Formula Prose or Diagram Notes
P :=
[
	{
		"Aves*", 
		"Palaeognathae*",
		"Struthio camelus",
		"Tetrao major",
		"Vultur gryphus"
	},
	{
		["Aves*", "Vultur gryphus"],
		["Aves*", "Palaeognathae*"],
		["Palaeognathae*", "Struthio camelus"],
		["Palaeognathae*", "Tetrao major"]
	}
].
  • Aves
    • Vultur gryphus
    • Palaeognathae
      • Struthio camelus
      • Tetrao major
This defines a simple phylogenetic context (a directed, acyclic graph where vertices are taxonomic units and arcs represent immediate descent).
"Tinamus major" := "Tetrao major".
Tinamus major is Tetrao major. These are objective synonyms under the zoological code.
"Aves" := clade("Struthio camelus" | "Tetrao major"
                | "Vultur gryphus").
Aves is all successors of the maximal common predecessors of Struthio camelus, Tetrao major, and Vultur gryphus.
"Saurischia" := clade("Megalosaurus bucklandii"
                <- "Iguanodon bernissartensis").
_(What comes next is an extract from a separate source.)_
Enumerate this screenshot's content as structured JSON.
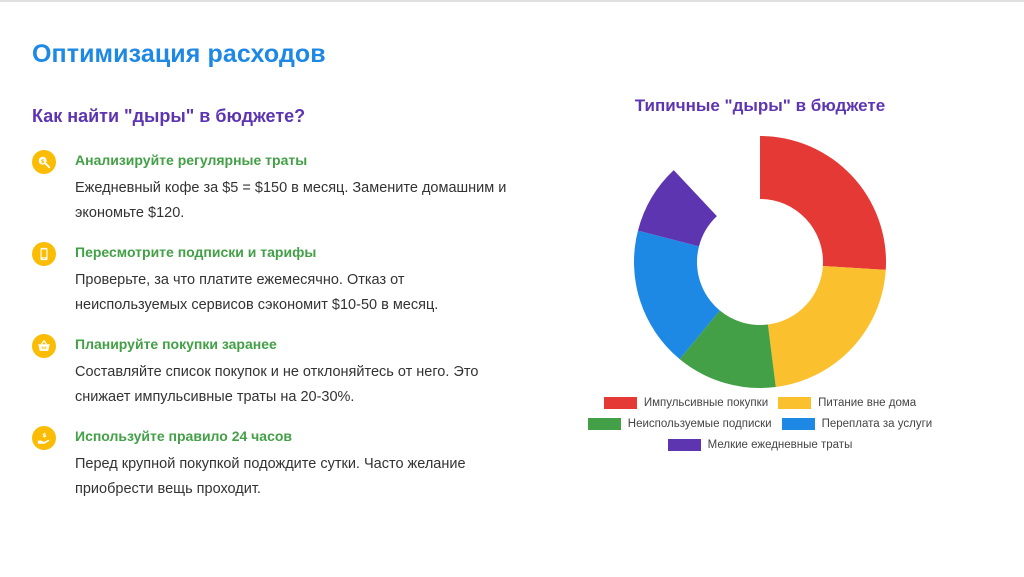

Saurischia is all successors of the (common) predecessors of Megalosaurus bucklandii exclusive of all predecessors of Iguanodon bernissartensis.
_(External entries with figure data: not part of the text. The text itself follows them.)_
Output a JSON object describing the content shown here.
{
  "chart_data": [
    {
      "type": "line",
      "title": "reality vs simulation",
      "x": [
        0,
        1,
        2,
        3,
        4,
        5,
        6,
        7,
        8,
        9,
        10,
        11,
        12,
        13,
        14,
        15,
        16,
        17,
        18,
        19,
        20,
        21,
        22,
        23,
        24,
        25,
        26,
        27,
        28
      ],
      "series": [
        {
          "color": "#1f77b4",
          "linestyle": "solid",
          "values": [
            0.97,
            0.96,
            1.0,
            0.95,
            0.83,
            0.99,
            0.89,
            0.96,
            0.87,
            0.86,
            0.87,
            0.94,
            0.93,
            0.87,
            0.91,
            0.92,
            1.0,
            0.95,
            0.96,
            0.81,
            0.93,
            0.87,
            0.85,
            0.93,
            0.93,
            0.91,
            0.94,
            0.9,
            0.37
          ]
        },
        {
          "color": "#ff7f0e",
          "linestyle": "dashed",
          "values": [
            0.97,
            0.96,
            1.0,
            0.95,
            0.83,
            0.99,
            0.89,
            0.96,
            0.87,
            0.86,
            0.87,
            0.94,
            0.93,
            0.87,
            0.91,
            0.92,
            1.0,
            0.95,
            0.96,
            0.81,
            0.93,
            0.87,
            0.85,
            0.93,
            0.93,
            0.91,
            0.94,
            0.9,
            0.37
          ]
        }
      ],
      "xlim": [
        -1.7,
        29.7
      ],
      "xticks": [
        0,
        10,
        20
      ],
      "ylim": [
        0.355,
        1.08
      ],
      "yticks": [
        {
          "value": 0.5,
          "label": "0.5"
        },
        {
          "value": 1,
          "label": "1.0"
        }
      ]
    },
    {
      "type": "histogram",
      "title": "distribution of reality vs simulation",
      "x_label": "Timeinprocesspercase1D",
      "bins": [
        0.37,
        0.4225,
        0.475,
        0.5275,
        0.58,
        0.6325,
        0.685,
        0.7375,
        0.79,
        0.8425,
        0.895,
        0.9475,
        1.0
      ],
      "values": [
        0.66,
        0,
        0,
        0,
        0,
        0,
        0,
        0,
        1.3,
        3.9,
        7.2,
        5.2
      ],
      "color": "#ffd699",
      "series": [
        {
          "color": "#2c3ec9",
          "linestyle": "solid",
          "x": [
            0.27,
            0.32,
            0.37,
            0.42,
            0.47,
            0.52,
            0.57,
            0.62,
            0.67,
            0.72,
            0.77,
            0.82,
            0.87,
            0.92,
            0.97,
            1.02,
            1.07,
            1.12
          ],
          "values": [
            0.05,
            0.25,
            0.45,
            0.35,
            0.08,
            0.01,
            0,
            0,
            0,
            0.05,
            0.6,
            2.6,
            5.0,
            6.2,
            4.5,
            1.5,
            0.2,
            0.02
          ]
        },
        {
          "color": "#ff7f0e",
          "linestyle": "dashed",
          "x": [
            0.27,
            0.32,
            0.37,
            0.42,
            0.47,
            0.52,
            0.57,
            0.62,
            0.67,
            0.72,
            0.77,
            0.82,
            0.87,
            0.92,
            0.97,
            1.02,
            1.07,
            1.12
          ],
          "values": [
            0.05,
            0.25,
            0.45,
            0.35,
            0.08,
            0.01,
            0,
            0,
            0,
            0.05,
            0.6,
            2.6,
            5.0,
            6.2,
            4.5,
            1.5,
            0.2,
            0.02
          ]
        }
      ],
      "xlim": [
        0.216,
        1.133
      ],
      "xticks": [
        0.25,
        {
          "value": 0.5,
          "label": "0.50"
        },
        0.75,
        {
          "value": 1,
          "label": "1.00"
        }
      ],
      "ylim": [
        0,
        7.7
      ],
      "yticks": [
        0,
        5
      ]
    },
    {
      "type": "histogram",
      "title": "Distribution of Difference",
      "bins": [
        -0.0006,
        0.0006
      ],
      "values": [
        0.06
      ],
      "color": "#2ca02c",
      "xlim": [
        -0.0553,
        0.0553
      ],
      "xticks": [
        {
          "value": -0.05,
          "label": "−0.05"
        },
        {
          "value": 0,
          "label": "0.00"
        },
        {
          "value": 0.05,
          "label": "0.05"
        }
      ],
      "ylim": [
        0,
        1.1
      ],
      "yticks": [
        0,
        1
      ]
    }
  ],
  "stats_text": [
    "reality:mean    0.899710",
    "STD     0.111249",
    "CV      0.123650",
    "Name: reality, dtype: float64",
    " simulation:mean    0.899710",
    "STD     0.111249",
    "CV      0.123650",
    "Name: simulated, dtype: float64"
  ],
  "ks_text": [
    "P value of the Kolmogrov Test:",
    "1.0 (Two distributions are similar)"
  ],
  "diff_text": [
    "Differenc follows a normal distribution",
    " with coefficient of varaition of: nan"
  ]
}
"Avialae" := clade("wings used for powered flight"
                   @ "Vultur gryphus").
Avialae is all successors of the predecessors of Vultur gryphus to share wings used for powered flight synapomorphically with Vultur gryphus.
"Aves" = crown("Avialae", "extant")
       = crown("Saurischia", "extant")
Aves is equivalent to the avialan crown clade and the saurischian crown clade.
"Pan-Aves" := total("Aves", "extant").
Pan-Aves is the avian total clade.
"Avemetatarsalia" := clade("Aves" <- 
                     "Crocodylus niloticus").
Avemetatarsalia is all successors of the (common) predecessors of Aves exclusive of all predecessors of Crocodylus niloticus.
"Pan-Aves" = "Avemetatarsalia"
Pan-Aves is equivalent to Avemetatarsalia.
"Ichthyornithes" := clade("YPM-VP 1450" 
                 <- "Struthio camelus"
                    | "Tetrao major"
                    | "Vultur gryphus").
Ichthyornithes is all successors of the (common) predecessors of the organism represented by YPM-VP 1450 exclusive of all predecessors of Struthio camelus, Tetrao major, and/or Vultur gryphus. YPM-VP 1450 is the Ichthyornis dispar holotype specimen.
"Ichthyornis" := clade("Ichthyornithes"
                 & ("apomorphy 2"
                    | "apomorphy 5"
                    | "apomorphy 6"
                    | "apomorphy 7" 
                    | "apomorphy 8" 
                    @ "YPM-VP 1450")).
Ichthyornis is all successors of all ichthyornithean predecessors of the organism represented by YPM-VP 1450 to share apomorphies 2, 5, 6, 7, and 8 synapomorphically with the organism represented by YPM-VP 1450. The numbers refer to apomorphies described by Clarke (2004).
"Pan-Biota" :=
(clade * prc&)("Homo sapiens").
Pan-Biota is all successors of all (common) predecessors of Homo sapiens.
"Biota" := crown("Pan-Biota", "extant").
Biota is all successors of the maximal common predecessors of all extant members of Pan-Biota.
"S" := "Otaria byronia" | "Odobenus rosmarus"
       | "Phoca vitulina".
"Pinnipedia" :=
             (max * prc&)("S") <= ("flippers" @ "S")
             ? clade("S") : {}.
If the maximal common predecessors of the specifiers (Otaria byronia, Odobenus rosmarus, and Phoca vitulina) possessed flippers synapomorphic with those of the specifiers, then Pinnipedia is all successors of the maximal common predecessors of the specifiers. Otherwise, Pinnipedia is empty.